Le mostró una radiografía de un pie. De frente y de perfil. Estaba recortada de modo circular y la puso contra la luz.

– Mira. ¿Ves el microsurco? ¡Es perfecto! -puso la radiografía en el pequeño tocadiscos que tenía en el salón y colocó la aguja sobre el metatarsiano de aquel pie-. ¡Escucha!

Ruslan se puso a bailar cogiendo de las manos a Nadia, que sonreía y bailaba con él sin ningún sentido del ritmo, de un ritmo que no era capaz de comprender.

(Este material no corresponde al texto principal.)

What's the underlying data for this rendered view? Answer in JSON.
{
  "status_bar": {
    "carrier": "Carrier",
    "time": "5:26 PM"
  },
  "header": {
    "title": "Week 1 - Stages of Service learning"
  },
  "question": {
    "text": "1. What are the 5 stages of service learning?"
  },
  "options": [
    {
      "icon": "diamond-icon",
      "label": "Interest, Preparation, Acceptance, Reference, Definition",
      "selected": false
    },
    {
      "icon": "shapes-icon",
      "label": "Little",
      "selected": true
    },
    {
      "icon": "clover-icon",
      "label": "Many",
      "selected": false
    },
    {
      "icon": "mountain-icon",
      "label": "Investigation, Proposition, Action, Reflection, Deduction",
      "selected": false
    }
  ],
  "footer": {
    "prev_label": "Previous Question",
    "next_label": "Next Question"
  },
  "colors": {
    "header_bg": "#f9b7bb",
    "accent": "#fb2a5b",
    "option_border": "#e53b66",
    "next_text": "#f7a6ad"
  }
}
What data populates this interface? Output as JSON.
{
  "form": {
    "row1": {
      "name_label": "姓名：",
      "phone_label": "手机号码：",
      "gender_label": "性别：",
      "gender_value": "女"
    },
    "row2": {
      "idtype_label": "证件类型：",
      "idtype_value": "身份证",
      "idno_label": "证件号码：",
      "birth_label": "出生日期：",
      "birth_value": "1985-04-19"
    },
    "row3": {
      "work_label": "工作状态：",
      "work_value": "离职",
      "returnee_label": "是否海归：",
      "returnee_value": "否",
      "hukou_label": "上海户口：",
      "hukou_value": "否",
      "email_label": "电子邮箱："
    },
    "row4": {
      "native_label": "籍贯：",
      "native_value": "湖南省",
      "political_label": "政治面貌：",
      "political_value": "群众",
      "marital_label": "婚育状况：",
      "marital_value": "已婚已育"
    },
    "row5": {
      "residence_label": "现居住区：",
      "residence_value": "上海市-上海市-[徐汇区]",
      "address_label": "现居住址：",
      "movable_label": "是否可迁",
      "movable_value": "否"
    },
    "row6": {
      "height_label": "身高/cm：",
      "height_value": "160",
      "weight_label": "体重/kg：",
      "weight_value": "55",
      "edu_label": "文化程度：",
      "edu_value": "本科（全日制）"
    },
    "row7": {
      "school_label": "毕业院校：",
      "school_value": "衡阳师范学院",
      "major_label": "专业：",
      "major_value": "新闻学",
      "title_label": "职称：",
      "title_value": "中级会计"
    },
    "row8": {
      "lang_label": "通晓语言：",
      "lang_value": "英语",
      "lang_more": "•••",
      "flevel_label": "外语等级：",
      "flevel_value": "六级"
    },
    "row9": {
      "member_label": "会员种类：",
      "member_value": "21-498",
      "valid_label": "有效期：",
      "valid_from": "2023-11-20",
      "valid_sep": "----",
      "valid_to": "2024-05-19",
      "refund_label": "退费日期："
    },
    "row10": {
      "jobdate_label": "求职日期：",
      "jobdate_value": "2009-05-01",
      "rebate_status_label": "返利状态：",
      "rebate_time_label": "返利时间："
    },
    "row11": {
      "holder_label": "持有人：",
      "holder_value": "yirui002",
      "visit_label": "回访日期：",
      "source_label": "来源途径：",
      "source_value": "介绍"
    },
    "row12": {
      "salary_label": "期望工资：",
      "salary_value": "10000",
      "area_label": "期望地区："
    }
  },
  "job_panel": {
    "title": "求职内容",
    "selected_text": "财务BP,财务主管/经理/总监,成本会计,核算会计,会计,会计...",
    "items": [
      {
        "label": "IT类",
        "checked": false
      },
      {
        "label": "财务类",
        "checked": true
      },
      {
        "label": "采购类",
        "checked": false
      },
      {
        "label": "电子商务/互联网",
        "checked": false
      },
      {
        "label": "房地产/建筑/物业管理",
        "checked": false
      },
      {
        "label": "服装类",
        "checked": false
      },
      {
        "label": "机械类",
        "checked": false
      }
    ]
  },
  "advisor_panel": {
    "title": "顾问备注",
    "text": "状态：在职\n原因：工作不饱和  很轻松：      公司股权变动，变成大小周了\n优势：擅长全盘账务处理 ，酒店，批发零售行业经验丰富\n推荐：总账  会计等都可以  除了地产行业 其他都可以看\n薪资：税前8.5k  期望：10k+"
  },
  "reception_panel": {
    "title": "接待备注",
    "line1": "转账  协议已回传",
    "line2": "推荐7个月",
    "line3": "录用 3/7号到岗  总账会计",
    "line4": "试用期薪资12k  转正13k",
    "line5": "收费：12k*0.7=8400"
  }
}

Durante los años siguientes, Nadia procuraba sacar del hospital las radiografías que eran desechadas por los médicos. Al tratarse de un material inflamable, las normas obligaban a su destrucción casi inmediata, pero Nadia consiguió «salvar» unas cuantas de la quema. Al principio un par de ellas, luego media docena, una docena… Era difícil ocultar más bajo el uniforme de enfermera sin levantar sospechas. Durante los siguientes quince años, Ruslan copió decenas, cientos, miles de discos, al principio para su propio disfrute, pero posteriormente, para intercambiarlos en el mercado negro por alimentos o ropa. Louis Armstrong por un paquete de mantequilla o cinco litros de leche, Buddy Holly a cambio de un nuevo abrigo para el duro invierno.

La historia de Sergei

Sergei Nikolaievich era lo que podría considerarse «un ciudadano ejemplar», «un funcionario modelo», al menos en lo que aparentaba, en su comportamiento o en el modo de actuar. Sergei era lo suficientemente inteligente para saber lo que el sistema requería de él y en su cometido cumplía de manera sobresaliente, pero en su vida privada hacía pequeñas concesiones que trataba de mantener ocultas. Sabía hablar inglés y había leído varios de los libros prohibidos en su país, libros que requisaba en casas de disidentes a los que no tenía más remedio que detener. En cada ocasión procuraba hacerse con un ejemplar durante el trayecto a la comisaría. Solo uno, que leía y destruía inmediatamente.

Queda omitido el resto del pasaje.